Follow the Smart Money’s Lead on Any Correction

Image representing Research In Motion as depic...
Image via CrunchBase
Large institutions have indicated that they are ready to pounce on weakness

With about 90% of the S&P 500′s companies reporting earnings, the group is on track for a gain of 2.1% for Q2. FactSet estimates that this is a slowdown from the 3.4% reported in Q1.
Gains by BlackBerry (BBRY) and Apple (AAPL) helped the technology sector lead and also boosted the Nasdaq 0.27% for the day.
At Monday’s close, the Dow Jones Industrial Average was off 6 points at 15,420, the S&P 500 fell 2 points to 1,689, and the Nasdaq was up 10 points at 3,670. On the NYSE, advancers slightly outpaced decliners, but on the Nasdaq, advancers were ahead by 1.3-to-1.

Chart Key
The small- and mid-cap stocks have been leading a lethargic move higher.
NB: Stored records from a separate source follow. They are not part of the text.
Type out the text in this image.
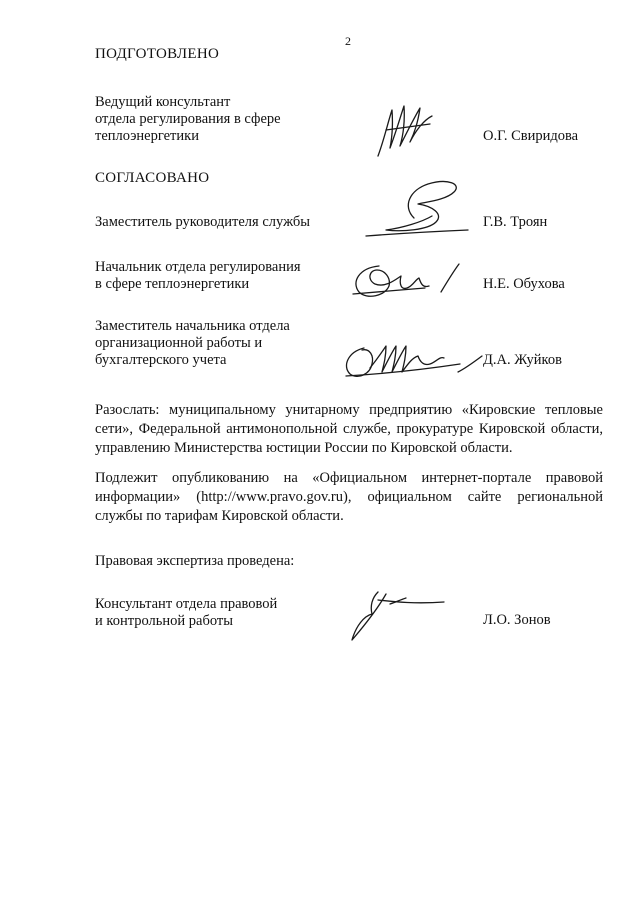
2
ПОДГОТОВЛЕНО
Ведущий консультант
отдела регулирования в сфере
теплоэнергетики	О.Г. Свиридова
СОГЛАСОВАНО
Заместитель руководителя службы	Г.В. Троян
Начальник отдела регулирования
в сфере теплоэнергетики	Н.Е. Обухова
Заместитель начальника отдела
организационной работы и
бухгалтерского учета	Д.А. Жуйков
Разослать: муниципальному унитарному предприятию «Кировские тепловые сети», Федеральной антимонопольной службе, прокуратуре Кировской области, управлению Министерства юстиции России по Кировской области.
Подлежит опубликованию на «Официальном интернет-портале правовой информации» (http://www.pravo.gov.ru), официальном сайте региональной службы по тарифам Кировской области.
Правовая экспертиза проведена:
Консультант отдела правовой
и контрольной работы	Л.О. Зонов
Despite marginal advances, the Nasdaq received a MACD sell signal Monday.
Support is initially at the index’s 20-day moving average at 3,630, and then there is a band of support at 3,575 to 3,630. Major support is at its 50-day moving average at 3,520 and the May closing high at 3,523.
The Russell 2000 small-cap index closed above its 20-day moving average Monday, but is still under pressure from a weak sell signal from MACD. MACD is turning up and could cause an attack on the high at 1,063. Support is first at 1,042, then the 50-day moving average at 1,014, and finally at 1,000.
Conclusion: With over 90% of the S&P stocks reporting, the flow of news moves back to the Fed and comments from its regional presidents. With that in mind, I suggest a cautious approach. But any correction should be used as a buying opportunity, since recent comments from the large institutional houses indicate that they are ready to pounce on weakness.